Ethnobotanist to speak Nov. 2-3 on modern medicine, indigenous knowledge

Paul Alan Cox
Paul Alan Cox

Ethnobotanist Paul Alan Cox promotes preserving natural resources by preserving traditional ways of life and believes new cures might be found by studying patterns of wellness and disease among indigenous peoples. On Nov. 2 and 3, Cox, executive director of the Institute for Ethnomedicine in Jackson Hole, Wyo., will give presentations at the School of Natural Resources.

Cox will speak on "Indigenous People and Island Conservation" on Nov. 2, at 7 p.m., a talk geared for a general audience. On Nov. 3 at 3:30 p.m., he will present "Linking Environmental Health to Human Health: Cyanobacterial Blooms and ALS (Lou Gehrig's Disease)," which will be a more technical presentation. Both events will be in the Hardin Hall auditorium at 33rd and Holdredge streets and are free and open to the public.

Cox spent three decades searching the rain forests of the Pacific islands and Southeast Asia for new medicines. His discovery of the anti-AIDS drug candidate prostratin led TIME magazine to name Cox a "Hero of Medicine" in 1997. Cox founded the Berkeley-based non-profit Seacology in 1987, which has built schools, medical clinics, and water supplies in 90 island villages in 41 countries around the world, protecting in the process over 160,000 acres of forests and 1.8 million acres of coral reef.

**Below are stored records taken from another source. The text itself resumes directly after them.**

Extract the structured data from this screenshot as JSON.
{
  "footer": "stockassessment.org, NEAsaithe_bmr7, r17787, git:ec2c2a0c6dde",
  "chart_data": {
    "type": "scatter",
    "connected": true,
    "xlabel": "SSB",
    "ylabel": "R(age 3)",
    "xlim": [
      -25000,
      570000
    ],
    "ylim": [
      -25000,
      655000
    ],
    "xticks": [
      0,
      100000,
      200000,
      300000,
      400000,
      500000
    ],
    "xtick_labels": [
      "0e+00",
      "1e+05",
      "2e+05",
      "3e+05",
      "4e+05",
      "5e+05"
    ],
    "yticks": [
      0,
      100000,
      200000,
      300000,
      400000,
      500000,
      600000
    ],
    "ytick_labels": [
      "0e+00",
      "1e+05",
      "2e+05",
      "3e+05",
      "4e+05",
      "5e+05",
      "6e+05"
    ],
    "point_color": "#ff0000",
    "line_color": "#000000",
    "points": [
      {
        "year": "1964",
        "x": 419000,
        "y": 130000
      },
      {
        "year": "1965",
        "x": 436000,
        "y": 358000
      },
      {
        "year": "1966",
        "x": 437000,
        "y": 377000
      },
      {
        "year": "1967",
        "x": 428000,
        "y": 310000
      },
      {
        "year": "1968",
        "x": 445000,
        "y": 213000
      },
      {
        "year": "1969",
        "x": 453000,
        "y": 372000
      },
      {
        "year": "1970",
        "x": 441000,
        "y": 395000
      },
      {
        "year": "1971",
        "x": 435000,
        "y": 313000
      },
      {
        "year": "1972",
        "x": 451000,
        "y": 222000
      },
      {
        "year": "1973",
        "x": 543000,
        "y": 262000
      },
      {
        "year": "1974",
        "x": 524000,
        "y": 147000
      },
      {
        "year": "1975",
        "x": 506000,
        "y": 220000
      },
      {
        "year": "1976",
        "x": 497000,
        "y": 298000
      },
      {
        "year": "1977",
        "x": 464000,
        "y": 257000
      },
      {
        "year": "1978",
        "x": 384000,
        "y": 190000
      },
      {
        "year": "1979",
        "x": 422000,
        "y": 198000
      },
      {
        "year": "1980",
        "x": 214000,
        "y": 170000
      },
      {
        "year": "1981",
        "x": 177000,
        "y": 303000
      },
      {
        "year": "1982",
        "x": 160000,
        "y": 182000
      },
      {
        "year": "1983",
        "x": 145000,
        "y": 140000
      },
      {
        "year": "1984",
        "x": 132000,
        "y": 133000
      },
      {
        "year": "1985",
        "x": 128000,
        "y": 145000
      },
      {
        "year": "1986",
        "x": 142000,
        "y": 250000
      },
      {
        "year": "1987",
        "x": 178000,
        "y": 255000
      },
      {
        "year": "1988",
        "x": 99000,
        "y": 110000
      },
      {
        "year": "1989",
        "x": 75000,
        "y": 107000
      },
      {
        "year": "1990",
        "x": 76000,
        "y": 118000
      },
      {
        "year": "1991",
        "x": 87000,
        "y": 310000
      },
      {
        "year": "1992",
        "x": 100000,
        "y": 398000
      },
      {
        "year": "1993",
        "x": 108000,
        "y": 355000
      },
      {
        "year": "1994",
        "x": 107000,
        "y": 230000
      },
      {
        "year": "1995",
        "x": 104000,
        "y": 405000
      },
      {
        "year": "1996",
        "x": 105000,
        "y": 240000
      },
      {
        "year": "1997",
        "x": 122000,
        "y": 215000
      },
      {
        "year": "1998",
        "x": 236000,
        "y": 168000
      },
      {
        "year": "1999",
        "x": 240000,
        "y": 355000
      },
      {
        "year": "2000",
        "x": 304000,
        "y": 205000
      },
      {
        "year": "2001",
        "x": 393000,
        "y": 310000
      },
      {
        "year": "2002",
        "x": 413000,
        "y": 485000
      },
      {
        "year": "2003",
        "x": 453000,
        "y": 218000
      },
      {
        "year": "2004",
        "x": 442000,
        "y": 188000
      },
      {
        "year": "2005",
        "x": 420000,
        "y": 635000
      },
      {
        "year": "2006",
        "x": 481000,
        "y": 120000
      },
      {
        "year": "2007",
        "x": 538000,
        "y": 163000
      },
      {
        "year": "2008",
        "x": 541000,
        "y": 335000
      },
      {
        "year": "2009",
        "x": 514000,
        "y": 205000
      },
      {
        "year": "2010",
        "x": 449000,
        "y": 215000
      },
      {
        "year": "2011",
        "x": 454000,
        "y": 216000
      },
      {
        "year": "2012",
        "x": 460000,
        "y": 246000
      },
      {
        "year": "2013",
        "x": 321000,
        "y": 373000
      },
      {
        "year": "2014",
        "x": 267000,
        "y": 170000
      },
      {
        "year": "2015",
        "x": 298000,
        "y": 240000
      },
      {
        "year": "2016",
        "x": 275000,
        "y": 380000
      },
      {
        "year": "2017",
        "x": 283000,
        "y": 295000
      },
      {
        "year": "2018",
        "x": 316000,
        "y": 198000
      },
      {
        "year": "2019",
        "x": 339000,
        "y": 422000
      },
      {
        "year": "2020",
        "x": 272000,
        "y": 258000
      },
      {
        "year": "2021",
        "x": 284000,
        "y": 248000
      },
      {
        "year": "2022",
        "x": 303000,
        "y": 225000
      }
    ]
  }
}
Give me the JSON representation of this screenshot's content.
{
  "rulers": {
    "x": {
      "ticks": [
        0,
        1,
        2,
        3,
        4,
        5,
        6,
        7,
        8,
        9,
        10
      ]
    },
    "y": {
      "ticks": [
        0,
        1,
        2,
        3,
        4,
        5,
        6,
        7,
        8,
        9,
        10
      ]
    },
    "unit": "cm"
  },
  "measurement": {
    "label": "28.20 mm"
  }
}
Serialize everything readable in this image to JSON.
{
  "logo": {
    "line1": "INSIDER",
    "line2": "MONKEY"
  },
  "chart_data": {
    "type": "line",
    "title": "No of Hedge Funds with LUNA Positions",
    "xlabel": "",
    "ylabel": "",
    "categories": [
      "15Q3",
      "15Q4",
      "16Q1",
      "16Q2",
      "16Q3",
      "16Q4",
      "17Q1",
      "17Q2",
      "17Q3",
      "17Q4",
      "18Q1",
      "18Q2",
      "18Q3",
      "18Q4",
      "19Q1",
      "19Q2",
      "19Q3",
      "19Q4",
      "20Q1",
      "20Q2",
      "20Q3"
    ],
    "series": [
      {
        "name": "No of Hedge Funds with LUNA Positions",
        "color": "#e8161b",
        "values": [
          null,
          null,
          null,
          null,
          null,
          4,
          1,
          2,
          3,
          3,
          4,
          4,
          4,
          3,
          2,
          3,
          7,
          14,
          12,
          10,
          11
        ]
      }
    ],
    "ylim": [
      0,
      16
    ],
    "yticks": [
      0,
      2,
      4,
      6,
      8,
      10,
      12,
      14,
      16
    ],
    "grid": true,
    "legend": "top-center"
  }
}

He found that from Micronesia to Cape Verde and Iceland, indigenous islanders are rarely consulted in the creation of nature preserves despite generations of accumulated wisdom on local ecosystems. Cox will talk about conservation techniques in which villagers own, control and operate natural preserves in return for assistance in building schools, medical clinics, and water supplies.

His current research is focused on finding and fighting the causes of neurodegenerative illnesses including Alzheimer's and Parkinson's disease.

Refreshments and free parking will be available for the Nov. 2 event.